A company set up by a senior solicitor to be a member of his firm’s limited liability partnership (LLP) can be the victim of age discrimination, the president of the Employment Appeal Tribunal (EAT) has ruled.
Claire Brook, employment partner at Aaron & Partners, who represented Garry Abrams, described the ruling as “hugely significant” because it meant that companies, as well as individuals, could issue claims for discrimination.
Upholding an employment tribunal decision, Mr Justice Langstaff rejected the argument put forward by Liverpool law firm EAD Solicitors that the Equality Act 2010 only applied to individuals.
Langstaff J said that “the thrust of anti-discrimination legislation is always likely to be focused upon an individual and his or her reaction to the insult that discriminatory treatment gives”.
However, he said the question was whether or not others, such as corporations, had the right to complain that they had suffered detriment because of the way individuals had been treated.

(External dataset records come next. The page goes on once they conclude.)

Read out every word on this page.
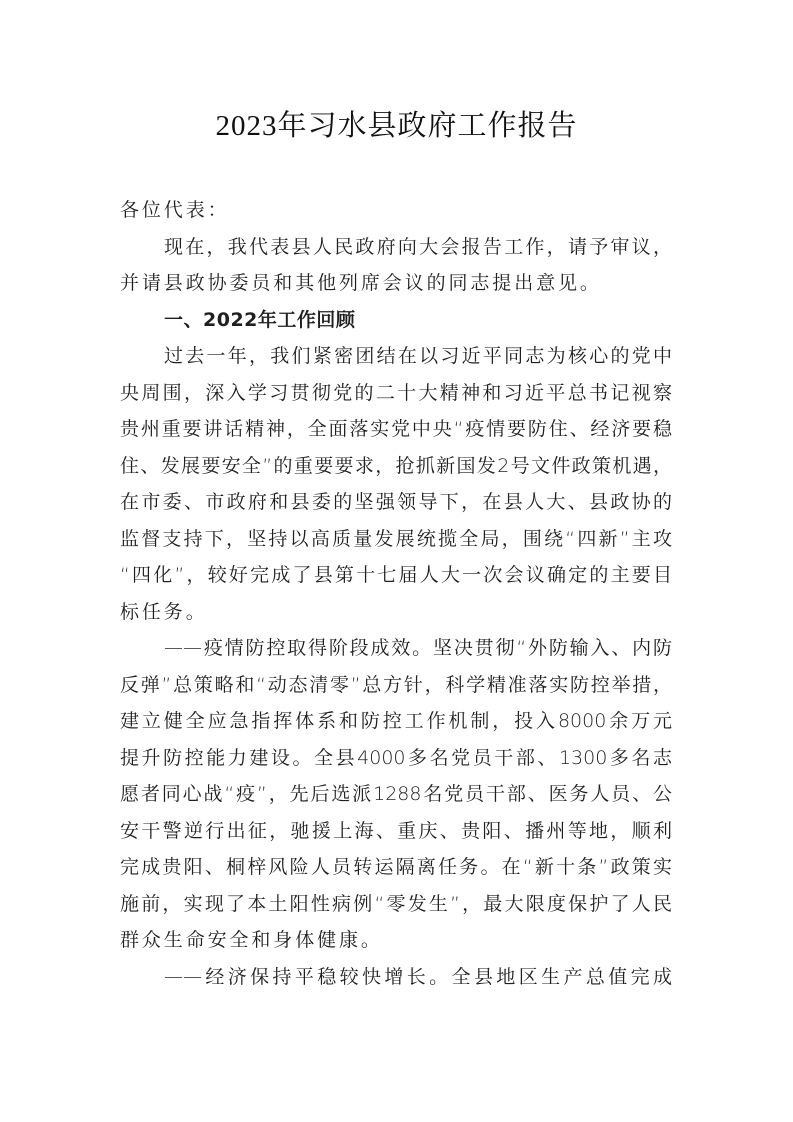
2023年习水县政府工作报告
各位代表：
现在，我代表县人民政府向大会报告工作，请予审议，
并请县政协委员和其他列席会议的同志提出意见。
一、2022年工作回顾
过去一年，我们紧密团结在以习近平同志为核心的党中
央周围，深入学习贯彻党的二十大精神和习近平总书记视察
贵州重要讲话精神，全面落实党中央“疫情要防住、经济要稳
住、发展要安全”的重要要求，抢抓新国发2号文件政策机遇，
在市委、市政府和县委的坚强领导下，在县人大、县政协的
监督支持下，坚持以高质量发展统揽全局，围绕“四新”主攻
“四化”，较好完成了县第十七届人大一次会议确定的主要目
标任务。
——疫情防控取得阶段成效。坚决贯彻“外防输入、内防
反弹”总策略和“动态清零”总方针，科学精准落实防控举措，
建立健全应急指挥体系和防控工作机制，投入8000余万元
提升防控能力建设。全县4000多名党员干部、1300多名志
愿者同心战“疫”，先后选派1288名党员干部、医务人员、公
安干警逆行出征，驰援上海、重庆、贵阳、播州等地，顺利
完成贵阳、桐梓风险人员转运隔离任务。在“新十条”政策实
施前，实现了本土阳性病例“零发生”，最大限度保护了人民
群众生命安全和身体健康。
——经济保持平稳较快增长。全县地区生产总值完成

“It seems to me that there are any number of examples that may be given of treatment which comes within the scope of this question that is plainly contrary to public policy.
“Examples might be a company being shunned commercially because it is seen to employ a Jewish or ethnic workforce; a company that loses a contract or suffers a detriment because of pursing an avowedly Roman Catholic ethic; one that suffered treatment because of its financial support for the Conservative Party or, say, for Islamic education; or one that was deliberately not favoured because it offered employment opportunities to those who had specific disabilities that were unattractive to some would-be contractors or because, let us suppose, of the openly gay stance of a chief executive.”

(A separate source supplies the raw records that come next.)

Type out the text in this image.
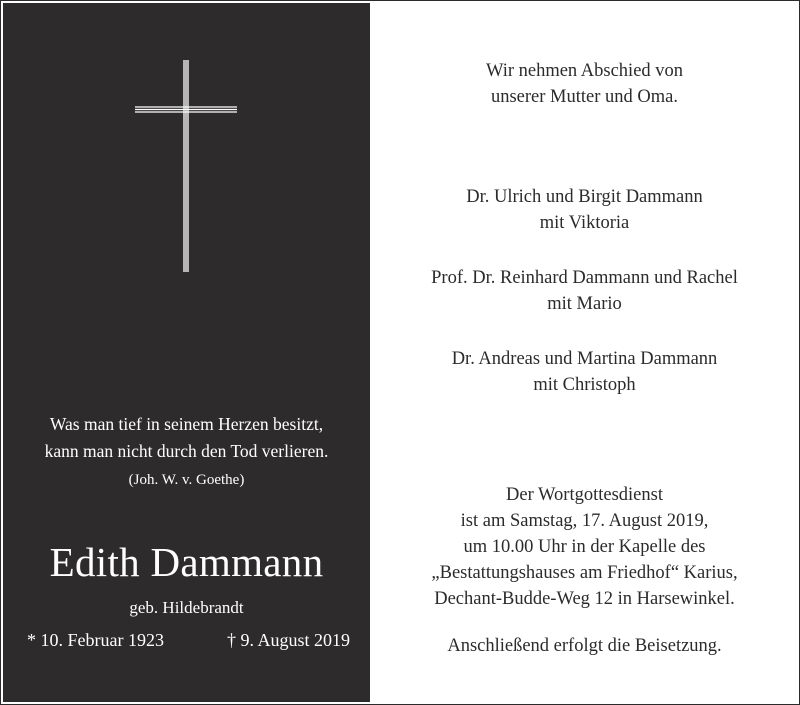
Was man tief in seinem Herzen besitzt,
kann man nicht durch den Tod verlieren.
(Joh. W. v. Goethe)
Edith Dammann
geb. Hildebrandt
* 10. Februar 1923	† 9. August 2019
Wir nehmen Abschied von
unserer Mutter und Oma.
Dr. Ulrich und Birgit Dammann
mit Viktoria
Prof. Dr. Reinhard Dammann und Rachel
mit Mario
Dr. Andreas und Martina Dammann
mit Christoph
Der Wortgottesdienst
ist am Samstag, 17. August 2019,
um 10.00 Uhr in der Kapelle des
„Bestattungshauses am Friedhof“ Karius,
Dechant-Budde-Weg 12 in Harsewinkel.
Anschließend erfolgt die Beisetzung.
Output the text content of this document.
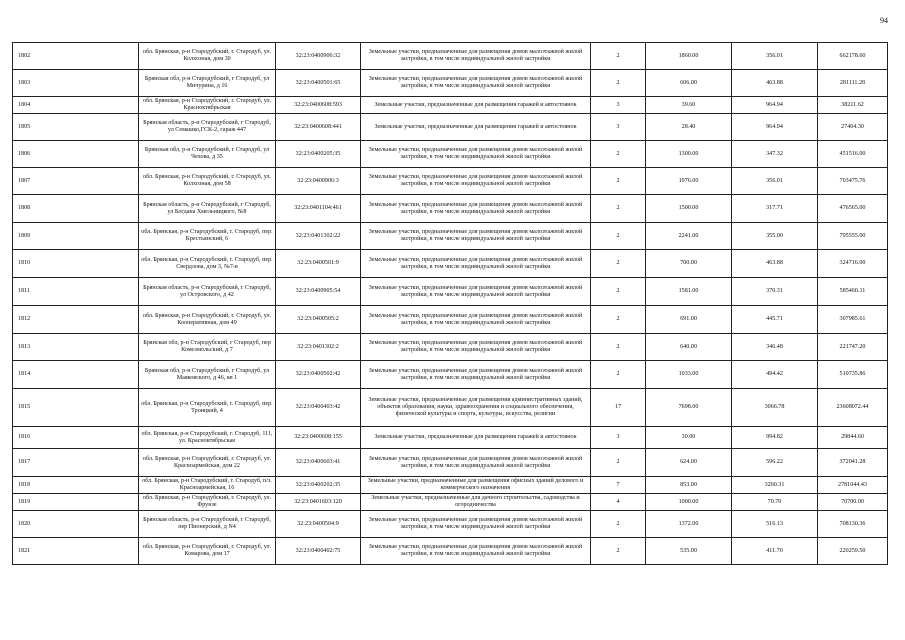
94
1802	обл. Брянская, р-н Стародубский, г. Стародуб, ул. Колхозная, дом 30	32:23:0400906:32	Земельные участки, предназначенные для размещения домов малоэтажной жилой застройки, в том числе индивидуальной жилой застройки	2	1860.00	356.01	662178.60
1803	Брянская обл, р-н Стародубский, г Стародуб, ул Мичурина, д 16	32:23:0400501:65	Земельные участки, предназначенные для размещения домов малоэтажной жилой застройки, в том числе индивидуальной жилой застройки	2	606.00	463.88	281111.28
1804	обл. Брянская, р-н Стародубский, г. Стародуб, ул. Красноктябрьская	32:23:0400608:593	Земельные участки, предназначенные для размещения гаражей и автостоянок	3	39.60	964.94	38211.62
1805	Брянская область, р-н Стародубский, г Стародуб, ул Семашко,ГСК-2, гараж 447	32:23:0400608:441	Земельные участки, предназначенные для размещения гаражей и автостоянок	3	28.40	964.94	27404.30
1806	Брянская обл, р-н Стародубский, г Стародуб, ул Чехова, д 35	32:23:0400205:35	Земельные участки, предназначенные для размещения домов малоэтажной жилой застройки, в том числе индивидуальной жилой застройки	2	1300.00	347.32	451516.00
1807	обл. Брянская, р-н Стародубский, г. Стародуб, ул. Колхозная, дом 58	32:23:0400906:3	Земельные участки, предназначенные для размещения домов малоэтажной жилой застройки, в том числе индивидуальной жилой застройки	2	1976.00	356.01	703475.76
1808	Брянская область, р-н Стародубский, г Стародуб, ул Богдана Хмельницкого, №8	32:23:0401104:461	Земельные участки, предназначенные для размещения домов малоэтажной жилой застройки, в том числе индивидуальной жилой застройки	2	1500.00	317.71	476565.00
1809	обл. Брянская, р-н Стародубский, г. Стародуб, пер. Крестьянский, 6	32:23:0401302:22	Земельные участки, предназначенные для размещения домов малоэтажной жилой застройки, в том числе индивидуальной жилой застройки	2	2241.00	355.00	795555.00
1810	обл. Брянская, р-н Стародубский, г. Стародуб, пер. Свердлова, дом 3, №7-в	32:23:0400501:9	Земельные участки, предназначенные для размещения домов малоэтажной жилой застройки, в том числе индивидуальной жилой застройки	2	700.00	463.88	324716.00
1811	Брянская область, р-н Стародубский, г Стародуб, ул Островского, д 42	32:23:0400905:54	Земельные участки, предназначенные для размещения домов малоэтажной жилой застройки, в том числе индивидуальной жилой застройки	2	1581.00	370.31	585460.11
1812	обл. Брянская, р-н Стародубский, г. Стародуб, ул. Кооперативная, дом 49	32:23:0400505:2	Земельные участки, предназначенные для размещения домов малоэтажной жилой застройки, в том числе индивидуальной жилой застройки	2	691.00	445.71	307985.61
1813	Брянская обл, р-н Стародубский, г Стародуб, пер Комсомольский, д 7	32:23:0401302:2	Земельные участки, предназначенные для размещения домов малоэтажной жилой застройки, в том числе индивидуальной жилой застройки	2	640.00	346.48	221747.20
1814	Брянская обл, р-н Стародубский, г Стародуб, ул Маяковского, д 46, кв 1	32:23:0400502:42	Земельные участки, предназначенные для размещения домов малоэтажной жилой застройки, в том числе индивидуальной жилой застройки	2	1033.00	494.42	510735.86
1815	обл. Брянская, р-н Стародубский, г. Стародуб, пер. Троицкий, 4	32:23:0400403:42	Земельные участки, предназначенные для размещения административных зданий, объектов образования, науки, здравоохранения и социального обеспечения, физической культуры и спорта, культуры, искусства, религии	17	7698.00	3066.78	23608072.44
1816	обл. Брянская, р-н Стародубский, г. Стародуб, 111, ул. Красноктябрьская	32:23:0400608:155	Земельные участки, предназначенные для размещения гаражей и автостоянок	3	30.00	994.82	29844.60
1817	обл. Брянская, р-н Стародубский, г. Стародуб, ул. Красноармейская, дом 22	32:23:0400603:41	Земельные участки, предназначенные для размещения домов малоэтажной жилой застройки, в том числе индивидуальной жилой застройки	2	624.00	596.22	372041.28
1818	обл. Брянская, р-н Стародубский, г. Стародуб, п/з. Красноармейская, 16	32:23:0400202:35	Земельные участки, предназначенные для размещения офисных зданий делового и коммерческого назначения	7	853.00	3260.31	2781044.43
1819	обл. Брянская, р-н Стародубский, г. Стародуб, ул. Фрунзе	32:23:0401603:120	Земельные участки, предназначенные для дачного строительства, садоводства и огородничества	4	1000.00	70.70	70700.00
1820	Брянская область, р-н Стародубский, г Стародуб, пер Пионерский, д N4	32:23:0400504:9	Земельные участки, предназначенные для размещения домов малоэтажной жилой застройки, в том числе индивидуальной жилой застройки	2	1372.00	516.13	708130.36
1821	обл. Брянская, р-н Стародубский, г. Стародуб, ул. Комарова, дом 17	32:23:0400402:75	Земельные участки, предназначенные для размещения домов малоэтажной жилой застройки, в том числе индивидуальной жилой застройки	2	535.00	411.70	220259.50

Langstaff LJ said they were all examples of the way in which one person, “natural or legal”, may suffer because of the protected characteristic of another.
Delivering judgment in EAD Solicitors v Abrams  UKEAT 0054_15_0506, the president of the EAT explained that Mr Abrams, who was due to retire from the firm at 62, set up a limited company as he approached retirement for tax reasons.

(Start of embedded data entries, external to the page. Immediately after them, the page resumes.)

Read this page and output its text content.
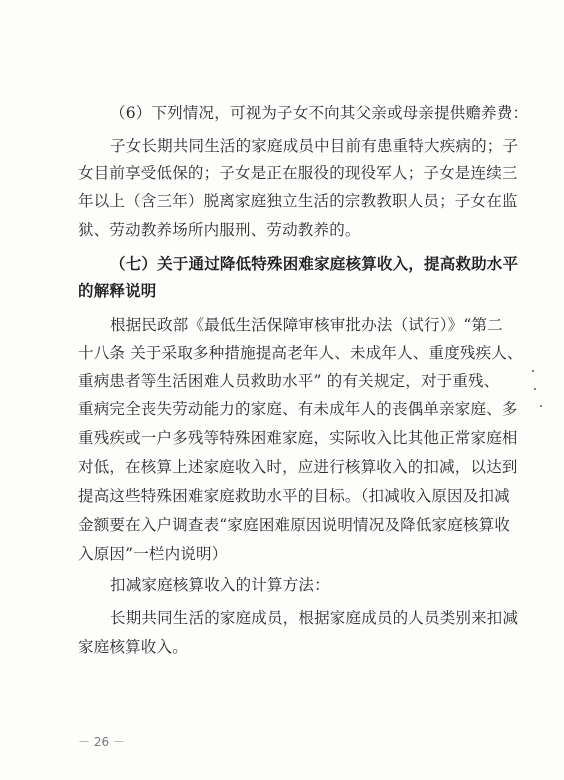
（6）下列情况，可视为子女不向其父亲或母亲提供赡养费：
子女长期共同生活的家庭成员中目前有患重特大疾病的；子
女目前享受低保的；子女是正在服役的现役军人；子女是连续三
年以上（含三年）脱离家庭独立生活的宗教教职人员；子女在监
狱、劳动教养场所内服刑、劳动教养的。
（七）关于通过降低特殊困难家庭核算收入，提高救助水平
的解释说明
根据民政部《最低生活保障审核审批办法（试行）》“第二
十八条 关于采取多种措施提高老年人、未成年人、重度残疾人、
重病患者等生活困难人员救助水平” 的有关规定，对于重残、
重病完全丧失劳动能力的家庭、有未成年人的丧偶单亲家庭、多
重残疾或一户多残等特殊困难家庭，实际收入比其他正常家庭相
对低，在核算上述家庭收入时，应进行核算收入的扣减，以达到
提高这些特殊困难家庭救助水平的目标。（扣减收入原因及扣减
金额要在入户调查表“家庭困难原因说明情况及降低家庭核算收
入原因”一栏内说明）
扣减家庭核算收入的计算方法：
长期共同生活的家庭成员，根据家庭成员的人员类别来扣减
家庭核算收入。
－ 26 －
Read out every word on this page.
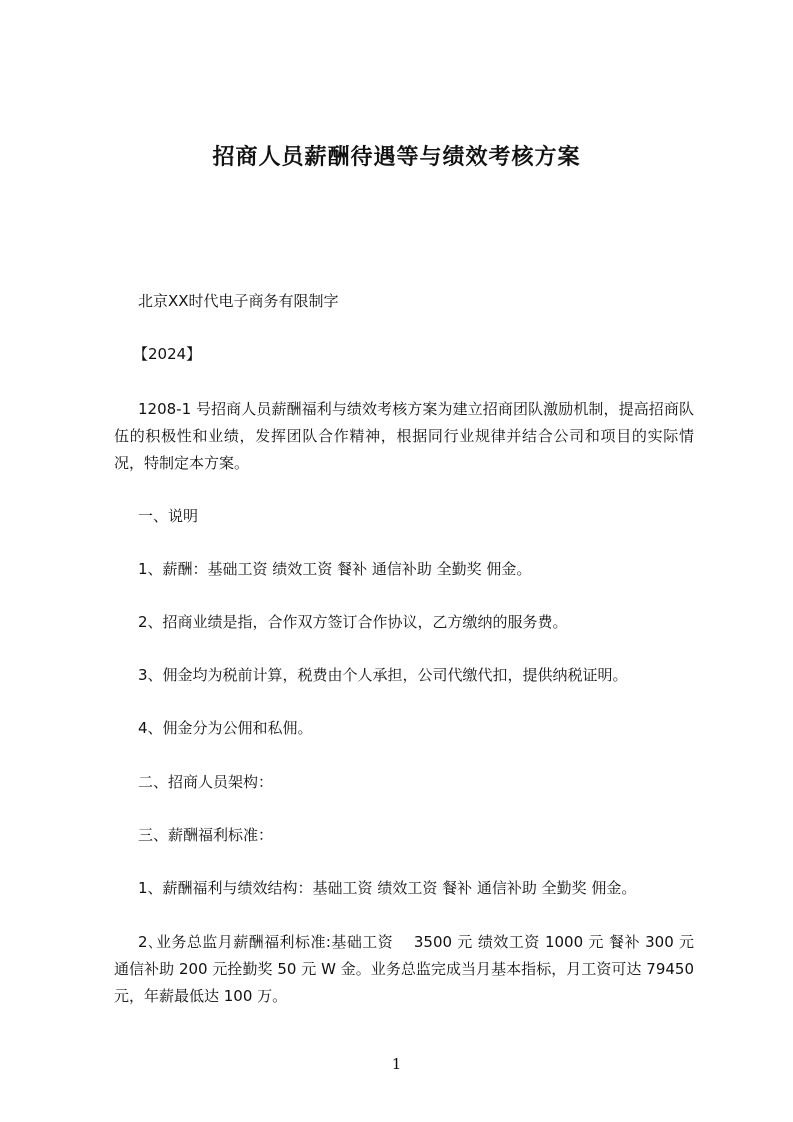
招商人员薪酬待遇等与绩效考核方案
北京XX时代电子商务有限制字
【2024】
1208-1 号招商人员薪酬福利与绩效考核方案为建立招商团队激励机制，提高招商队伍的积极性和业绩，发挥团队合作精神，根据同行业规律并结合公司和项目的实际情况，特制定本方案。
一、说明
1、薪酬：基础工资 绩效工资 餐补 通信补助 全勤奖 佣金。
2、招商业绩是指，合作双方签订合作协议，乙方缴纳的服务费。
3、佣金均为税前计算，税费由个人承担，公司代缴代扣，提供纳税证明。
4、佣金分为公佣和私佣。
二、招商人员架构：
三、薪酬福利标准：
1、薪酬福利与绩效结构：基础工资 绩效工资 餐补 通信补助 全勤奖 佣金。
2､业务总监月薪酬福利标准:基础工资　 3500 元 绩效工资 1000 元 餐补 300 元 通信补助 200 元拴勤奖 50 元 W 金。业务总监完成当月基本指标，月工资可达 79450 元，年薪最低达 100 万。
1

Mr Abrams then withdrew from membership of the LLP, with the company – of which he was the sole shareholder – taking his place and agreeing to supply the services of “an appropriate fee-earner” to the LLP in return for the profit share.
Langstaff J said that under the Limited Liability Partnership Act 2000, a corporate body could be a member of an LLP, a principle which was “well established” before the Equality Act was drafted.
He said EAD Solicitors objected to the company continuing to be a member of the law firm once Mr Abrams had reached the age at which, “had he then been a member of the LLP in his own right”, he would retire.
“The parties are, I understand, in dispute as to whether [the company] continues to be a member or whether it has suffered any other detriment by reason of the age of Mr Abrams.
“For the purposes of this decision I shall assume this to be so, but it is important to state that it has not yet been determined and it may be no easy matter to do so.”
Ms Brook said the ruling was “believed to be the first discrimination case brought by a company” and could pave the way for corporate bodies to bring future discrimination claims in the employment tribunal.
“It could also mean that claims in the civil courts for refusal to supply or purchase goods or services (or only doing so on disadvantageous terms) because of the age, ethnicity, gender, sexual orientation, religion or belief of the people who run the aggrieved company, could be upheld.”
Paul Bennett, fellow partner at Aaron & Partners, added: “The judgment that has been handed down confirms that the protections that should be available to partners at law firms remain available, irrespective of the structure that is selected for their membership.”
A spokesman for EAD Solicitors declined to comment as the case had been referred back to the employment tribunal. A hearing is expected later this year.